Finance Act 1981

[80AF1 Gains of dual-resident settlements.U.K.

(1)Section 80 above also applies to a settlement for any year of assessment beginning on or after 6th April 1991 if—

(a)the trustees are resident in the United Kingdom during any part of the year or ordinarily resident in the United Kingdom during the year,

(b)at any time of such residence or ordinary residence they fall to be regarded for the purposes of any double taxation relief arrangements as resident in a territory outside the United Kingdom, and

(c)the settlor or one of the settlors is at any time during that year, or was when he made his settlement, domiciled and either resident or ordinarily resident in the United Kingdom;

and “double taxation relief arrangements” here means arrangements having effect by virtue of section 788 of the Taxes Act 1988 (as extended to capital gains tax by section 10 of the Capital Gains Tax Act 1979).

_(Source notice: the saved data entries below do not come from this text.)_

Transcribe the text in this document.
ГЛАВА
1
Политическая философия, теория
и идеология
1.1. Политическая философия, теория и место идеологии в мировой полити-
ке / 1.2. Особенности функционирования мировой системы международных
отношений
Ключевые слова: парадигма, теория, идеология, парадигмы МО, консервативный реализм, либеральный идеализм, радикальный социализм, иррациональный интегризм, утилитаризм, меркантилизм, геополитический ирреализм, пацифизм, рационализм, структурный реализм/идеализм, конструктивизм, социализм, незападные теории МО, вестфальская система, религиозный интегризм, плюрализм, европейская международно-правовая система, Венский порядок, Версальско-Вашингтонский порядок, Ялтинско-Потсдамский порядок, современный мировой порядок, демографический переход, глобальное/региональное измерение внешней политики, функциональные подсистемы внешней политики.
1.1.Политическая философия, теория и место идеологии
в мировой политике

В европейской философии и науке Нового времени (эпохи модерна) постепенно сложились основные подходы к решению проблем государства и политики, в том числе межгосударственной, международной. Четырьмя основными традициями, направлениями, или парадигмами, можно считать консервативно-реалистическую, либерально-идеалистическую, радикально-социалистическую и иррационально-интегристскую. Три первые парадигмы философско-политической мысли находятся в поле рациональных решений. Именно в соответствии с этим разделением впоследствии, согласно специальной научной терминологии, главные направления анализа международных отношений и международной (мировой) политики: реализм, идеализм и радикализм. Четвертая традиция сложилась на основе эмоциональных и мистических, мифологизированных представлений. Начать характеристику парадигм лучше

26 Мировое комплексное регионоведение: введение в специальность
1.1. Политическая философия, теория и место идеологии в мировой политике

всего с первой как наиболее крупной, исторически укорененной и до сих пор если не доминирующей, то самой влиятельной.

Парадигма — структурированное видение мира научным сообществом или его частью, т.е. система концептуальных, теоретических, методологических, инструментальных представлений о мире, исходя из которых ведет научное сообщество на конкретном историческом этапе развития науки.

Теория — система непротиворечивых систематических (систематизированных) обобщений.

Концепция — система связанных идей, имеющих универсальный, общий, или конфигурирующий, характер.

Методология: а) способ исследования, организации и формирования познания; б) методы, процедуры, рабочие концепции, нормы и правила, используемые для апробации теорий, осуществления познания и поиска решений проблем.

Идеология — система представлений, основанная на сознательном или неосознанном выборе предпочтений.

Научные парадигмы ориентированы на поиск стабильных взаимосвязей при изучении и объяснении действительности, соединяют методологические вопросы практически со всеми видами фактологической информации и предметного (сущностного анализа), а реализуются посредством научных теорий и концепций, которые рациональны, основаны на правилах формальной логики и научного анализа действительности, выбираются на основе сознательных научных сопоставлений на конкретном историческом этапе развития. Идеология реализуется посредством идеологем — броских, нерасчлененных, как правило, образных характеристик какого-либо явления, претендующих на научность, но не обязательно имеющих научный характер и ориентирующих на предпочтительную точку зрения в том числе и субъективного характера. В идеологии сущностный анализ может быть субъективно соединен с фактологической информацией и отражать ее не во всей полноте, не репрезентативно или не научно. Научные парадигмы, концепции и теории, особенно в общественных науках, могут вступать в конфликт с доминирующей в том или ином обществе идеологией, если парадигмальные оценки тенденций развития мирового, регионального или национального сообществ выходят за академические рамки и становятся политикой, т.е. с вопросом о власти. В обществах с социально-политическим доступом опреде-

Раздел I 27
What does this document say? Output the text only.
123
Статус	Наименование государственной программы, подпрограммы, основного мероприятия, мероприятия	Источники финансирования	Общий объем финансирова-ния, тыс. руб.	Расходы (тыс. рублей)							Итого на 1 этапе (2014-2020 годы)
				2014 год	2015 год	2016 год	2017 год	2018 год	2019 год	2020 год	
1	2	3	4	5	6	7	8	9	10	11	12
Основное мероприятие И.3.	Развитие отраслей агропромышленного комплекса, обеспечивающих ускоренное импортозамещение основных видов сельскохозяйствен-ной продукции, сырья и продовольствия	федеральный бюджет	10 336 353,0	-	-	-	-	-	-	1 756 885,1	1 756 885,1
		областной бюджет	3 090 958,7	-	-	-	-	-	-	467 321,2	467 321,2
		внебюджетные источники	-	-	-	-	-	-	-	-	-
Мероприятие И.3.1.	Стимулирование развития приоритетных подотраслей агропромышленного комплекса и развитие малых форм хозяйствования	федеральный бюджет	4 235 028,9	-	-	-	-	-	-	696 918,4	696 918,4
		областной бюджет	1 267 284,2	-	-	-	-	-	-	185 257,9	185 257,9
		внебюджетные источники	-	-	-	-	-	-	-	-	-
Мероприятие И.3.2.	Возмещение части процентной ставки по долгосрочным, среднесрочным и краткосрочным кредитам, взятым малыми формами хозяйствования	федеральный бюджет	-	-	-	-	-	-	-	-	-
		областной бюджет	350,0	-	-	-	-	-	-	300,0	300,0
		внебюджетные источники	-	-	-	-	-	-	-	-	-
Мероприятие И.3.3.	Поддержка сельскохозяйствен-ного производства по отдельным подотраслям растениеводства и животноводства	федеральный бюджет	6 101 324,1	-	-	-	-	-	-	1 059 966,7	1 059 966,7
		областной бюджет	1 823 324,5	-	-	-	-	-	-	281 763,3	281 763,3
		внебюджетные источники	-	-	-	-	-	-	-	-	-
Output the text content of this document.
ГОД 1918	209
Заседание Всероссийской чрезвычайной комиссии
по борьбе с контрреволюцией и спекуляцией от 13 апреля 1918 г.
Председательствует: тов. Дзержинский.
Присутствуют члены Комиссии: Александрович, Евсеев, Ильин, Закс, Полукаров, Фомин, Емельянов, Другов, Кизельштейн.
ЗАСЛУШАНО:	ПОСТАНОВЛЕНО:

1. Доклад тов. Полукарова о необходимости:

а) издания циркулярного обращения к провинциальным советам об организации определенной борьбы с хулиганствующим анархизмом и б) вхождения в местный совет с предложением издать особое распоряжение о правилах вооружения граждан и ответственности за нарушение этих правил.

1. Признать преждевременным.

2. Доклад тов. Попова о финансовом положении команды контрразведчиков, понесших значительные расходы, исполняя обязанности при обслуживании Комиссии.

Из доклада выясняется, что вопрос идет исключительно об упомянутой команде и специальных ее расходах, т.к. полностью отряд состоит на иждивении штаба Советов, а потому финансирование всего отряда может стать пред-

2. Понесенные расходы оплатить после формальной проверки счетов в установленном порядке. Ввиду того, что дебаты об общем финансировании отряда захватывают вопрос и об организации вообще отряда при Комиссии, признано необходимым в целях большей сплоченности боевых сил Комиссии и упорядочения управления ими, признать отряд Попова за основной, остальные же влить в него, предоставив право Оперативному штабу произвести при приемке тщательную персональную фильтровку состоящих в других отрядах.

(2)In respect of every year of assessment for which section 80 above applies by virtue of this section, section 80 shall have effect as if the amount to be computed under section 80(2) were the assumed chargeable amount; and the reference in section 80(2) to the corresponding amount in respect of an earlier year shall be construed as a reference to the amount computed under section 80(2) apart from this section or (as the case may be) the amount computed under section 80(2) by virtue of this section.

(3)For the purposes of subsection (2) above the assumed chargeable amount in respect of a year of assessment is the lesser of the following two amounts—

(a)the amount on which the trustees would be chargeable to tax for the year under section 4(1) of the Capital Gains Tax Act 1979 on the assumption that the double taxation relief arrangements did not apply;

(b)the amount on which, by virtue of disposals of protected assets, the trustees would be chargeable to tax for the year under section 4(1) of that Act on the assumption that those arrangements did not apply.

(4)For the purposes of subsection (3)(b) above assets are protected assets if—

(a)they are of a description specified in the double taxation relief arrangements, and

(b)were the trustees to dispose of them at any relevant time, the trustees would fall to be regarded for the purposes of the arrangements as not liable in the United Kingdom to tax on gains accruing to them on the disposal.

(5)For the purposes of subsection (4) above—

(a)the assumption specified in subsection (3)(b) above shall be ignored;

(b)a relevant time is any time, in the year of assessment concerned, when the trustees fall to be regarded for the purposes of the arrangements as resident in a territory outside the United Kingdom;

(c)if different assets are identified by reference to different relevant times, all of them are protected assets.

(6)In computing the assumed chargeable amount in respect of a particular year of assessment, the effect of Schedule 10 to the Finance Act 1988 (settlor chargeable instead of trustees in certain circumstances) shall be ignored.

(7)For the purposes of section 80 above as it applies by virtue of this section, capital payments received before 6th April 1991 shall be disregarded.]

Textual Amendments

Modifications etc. (not altering text)

C1S. 80A: definition of "capital payment" applied by Finance Act 1991 (c. 31, SIF 63:2), s. 90, Sch. 17 para. 1(c).